Fall Out of Debt: How to Bounce Back from Summer Travel Spending

Summer may be over, but your debt from summer travels might not be. There’s nothing wrong with treating yourself and your family to a relaxing vacation, but you might have spent more than you planned for initially.

“It can be especially hard to pay off debt for something like travel, where you’ve already ‘used up’ what you have purchased,” said Gerri Detweiler, Director of Credit Education at Credit.com. “But paying if off quickly means you’ll free up money toward other financial goals.”

In order to do that, here are several tips for getting rid of summer travel debt and preventing it in the future:

To get rid of summer travel debt:

Have a specific goal: Debt, even a relatively small amount from summer vacation, won’t go away on its own. The first key is to create a goal and stick with it to keep yourself accountable. “Find out how much you’ll have to pay to get your debt paid off in a certain period of time,” Detweiler said. “Be realistic here. You want to stretch, but you also want to make sure you have room in your budget for surprise expenses that will come up. Otherwise you’ll run up more debt!”

Start now: The longer you put off decreasing your debt, the harder it will be to start. And that could cause you to accumulate more debt. Starting right away will help you stay focused and will help to free up your financial life sooner rather than later. This will also help you be able to plan for your next travels more carefully.

Pay a low interest rate: When formulating a plan to pay off summer debt, do your research so you can pay the lowest interest rate possible. “Call your card issuer to negotiate, transfer the balance to a lower rate card or consolidate with a personal loan,” Detweiler said. “The lower your rate, the more money will be going to pay off the debt rather than to pay interest.”

Take out a personal loan: Sticking with the previous theme of low interest rates, taking out a personal loan could benefit you and your credit. According to an article from Credit.com, consolidating your debts from multiple credit cards to a personal loan could lower your interest rates and make your debt more manageable.

Give up one expensive but unnecessary habit: Saying goodbye temporarily to your morning latte habit or your Netflix subscription might not be ideal, but something as simple as that can speed up the road to being debt-free after the summer. Any small purchases that are not mandatory for your well-being can be cut for the time being in order to get rid of that debt from summer vacation.

Set up automatic deductions: If you struggle with remembering to pay off a certain amount of debt every so often, make it so that you don’t have to remember. “Set up auto deductions for the amount you want to pay each month,” Detweiler said. A similar system will help you achieve your goal.

To prevent future travel debt:

Know when to travel: Certain days are cheaper for traveling than others, and knowing the different could save you a good deal of money when planning a vacation as well as prevent subsequent debt. “Traveling midweek can definitely reduce your expenses,” said Andrew Schrage, co-owner of Money Crashers Personal Finance. “Furthermore, you may be able to get the best airfares and cheapest hotel accommodations by booking on a Tuesday or Wednesday.”

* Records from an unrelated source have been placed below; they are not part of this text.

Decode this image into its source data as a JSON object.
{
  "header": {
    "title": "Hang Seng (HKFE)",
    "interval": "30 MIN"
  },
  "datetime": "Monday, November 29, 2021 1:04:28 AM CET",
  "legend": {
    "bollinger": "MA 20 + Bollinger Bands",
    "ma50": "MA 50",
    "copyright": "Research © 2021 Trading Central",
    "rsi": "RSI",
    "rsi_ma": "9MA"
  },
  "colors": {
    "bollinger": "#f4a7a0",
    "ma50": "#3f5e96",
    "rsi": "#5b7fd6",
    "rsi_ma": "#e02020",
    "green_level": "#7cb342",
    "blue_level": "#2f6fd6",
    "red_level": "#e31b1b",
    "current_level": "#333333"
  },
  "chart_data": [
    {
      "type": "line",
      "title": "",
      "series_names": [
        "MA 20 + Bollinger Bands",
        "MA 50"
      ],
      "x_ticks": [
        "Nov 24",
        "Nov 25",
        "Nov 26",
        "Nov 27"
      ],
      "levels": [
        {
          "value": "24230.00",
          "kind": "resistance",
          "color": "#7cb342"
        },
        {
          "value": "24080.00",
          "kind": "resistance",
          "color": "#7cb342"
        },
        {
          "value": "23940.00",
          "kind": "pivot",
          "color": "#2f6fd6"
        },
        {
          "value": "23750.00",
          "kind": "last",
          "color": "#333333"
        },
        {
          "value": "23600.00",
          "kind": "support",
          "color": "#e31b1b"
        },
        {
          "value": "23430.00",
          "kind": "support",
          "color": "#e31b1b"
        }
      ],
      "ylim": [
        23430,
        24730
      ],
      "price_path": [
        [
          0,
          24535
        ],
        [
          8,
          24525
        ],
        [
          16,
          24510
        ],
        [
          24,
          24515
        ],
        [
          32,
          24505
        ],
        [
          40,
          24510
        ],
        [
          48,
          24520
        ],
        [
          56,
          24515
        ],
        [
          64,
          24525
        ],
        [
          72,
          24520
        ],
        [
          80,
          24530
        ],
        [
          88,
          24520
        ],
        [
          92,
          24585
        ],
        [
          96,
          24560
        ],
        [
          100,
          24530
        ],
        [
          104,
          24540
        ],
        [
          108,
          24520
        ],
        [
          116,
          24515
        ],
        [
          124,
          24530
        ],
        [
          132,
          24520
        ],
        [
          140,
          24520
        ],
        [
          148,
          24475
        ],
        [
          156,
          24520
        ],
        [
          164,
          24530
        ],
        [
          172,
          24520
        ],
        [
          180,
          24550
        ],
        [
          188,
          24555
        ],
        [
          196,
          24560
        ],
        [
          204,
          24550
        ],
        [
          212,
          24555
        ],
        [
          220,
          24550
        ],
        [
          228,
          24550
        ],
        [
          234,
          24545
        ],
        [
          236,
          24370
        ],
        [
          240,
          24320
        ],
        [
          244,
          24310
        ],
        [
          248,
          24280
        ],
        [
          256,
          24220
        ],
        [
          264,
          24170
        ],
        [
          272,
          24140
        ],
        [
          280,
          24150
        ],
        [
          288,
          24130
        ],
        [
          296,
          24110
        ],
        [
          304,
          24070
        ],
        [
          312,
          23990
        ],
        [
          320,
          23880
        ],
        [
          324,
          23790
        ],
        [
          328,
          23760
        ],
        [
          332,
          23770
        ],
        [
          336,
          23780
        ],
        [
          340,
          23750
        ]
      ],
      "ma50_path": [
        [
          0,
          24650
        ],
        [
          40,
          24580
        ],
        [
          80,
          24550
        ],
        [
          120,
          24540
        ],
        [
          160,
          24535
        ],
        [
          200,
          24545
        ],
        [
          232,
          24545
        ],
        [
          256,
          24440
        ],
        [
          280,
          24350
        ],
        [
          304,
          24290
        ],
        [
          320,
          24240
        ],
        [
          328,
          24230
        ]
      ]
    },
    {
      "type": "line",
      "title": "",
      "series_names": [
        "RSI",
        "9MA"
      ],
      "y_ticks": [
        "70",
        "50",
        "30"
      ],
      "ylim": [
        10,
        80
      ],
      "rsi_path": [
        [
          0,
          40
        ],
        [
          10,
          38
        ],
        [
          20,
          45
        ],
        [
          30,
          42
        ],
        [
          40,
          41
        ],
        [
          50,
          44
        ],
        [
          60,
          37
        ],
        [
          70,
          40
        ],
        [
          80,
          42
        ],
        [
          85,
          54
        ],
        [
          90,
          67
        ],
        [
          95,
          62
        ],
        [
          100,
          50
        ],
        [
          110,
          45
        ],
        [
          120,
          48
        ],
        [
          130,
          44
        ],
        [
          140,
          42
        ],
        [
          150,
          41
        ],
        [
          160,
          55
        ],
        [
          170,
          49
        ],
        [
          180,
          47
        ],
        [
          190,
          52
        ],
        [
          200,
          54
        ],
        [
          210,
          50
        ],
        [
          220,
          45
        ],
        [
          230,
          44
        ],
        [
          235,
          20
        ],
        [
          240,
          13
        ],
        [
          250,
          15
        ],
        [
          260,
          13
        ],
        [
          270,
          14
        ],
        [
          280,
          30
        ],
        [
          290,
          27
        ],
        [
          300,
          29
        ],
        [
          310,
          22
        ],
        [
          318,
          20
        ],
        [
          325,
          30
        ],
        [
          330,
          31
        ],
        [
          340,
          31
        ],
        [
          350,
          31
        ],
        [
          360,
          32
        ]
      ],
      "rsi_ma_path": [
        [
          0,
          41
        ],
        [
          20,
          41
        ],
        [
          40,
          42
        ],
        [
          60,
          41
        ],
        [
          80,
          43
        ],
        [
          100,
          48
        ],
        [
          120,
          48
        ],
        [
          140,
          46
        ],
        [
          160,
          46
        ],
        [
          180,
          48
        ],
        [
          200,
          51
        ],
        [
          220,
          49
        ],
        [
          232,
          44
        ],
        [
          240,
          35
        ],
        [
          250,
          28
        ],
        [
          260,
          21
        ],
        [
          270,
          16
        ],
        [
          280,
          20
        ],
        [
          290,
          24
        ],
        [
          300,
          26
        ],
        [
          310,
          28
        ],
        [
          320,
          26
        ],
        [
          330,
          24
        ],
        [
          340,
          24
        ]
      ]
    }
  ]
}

Create a travel budget: Writing out a budget for all your foreseen vacation expenses will go a long way in helping you not to spend extra money. Whether meals, cab fares, souvenirs, museum fees or larger expenses, nothing is too insignificant to plan for.

Consolidate baggage: These days, checking extra suitcases can run up flying expenses quickly and needlessly. “If you are traveling with kids, consolidate their luggage into a single bag to reduce baggage fees,” Schrage said.

Don’t pay cash: In some cases, credit cards can be better than cash. “If you’re someone who is good with their money and always pays off your credit card bills in full each month, make sure you take full advantage of travel rewards credit cards,” Schrage said. “Essentially, these cards provide you with ‘free money’ that you’re giving up if you pay with cash or check or a non-rewards credit card. Not only can you get cash back immediately, but you can also gain points and miles that can be used toward future vacations.”

Use discounts: Never scoff at a discount, especially for airfare or hotels. Discounts can give you great benefits as well as keep you from being in post-vacation debt. “As soon as your travel dates are in place, check travel aggregation websites such as TripAdvisor for excellent discounts of up to 50% off on airfare,” Schrage said.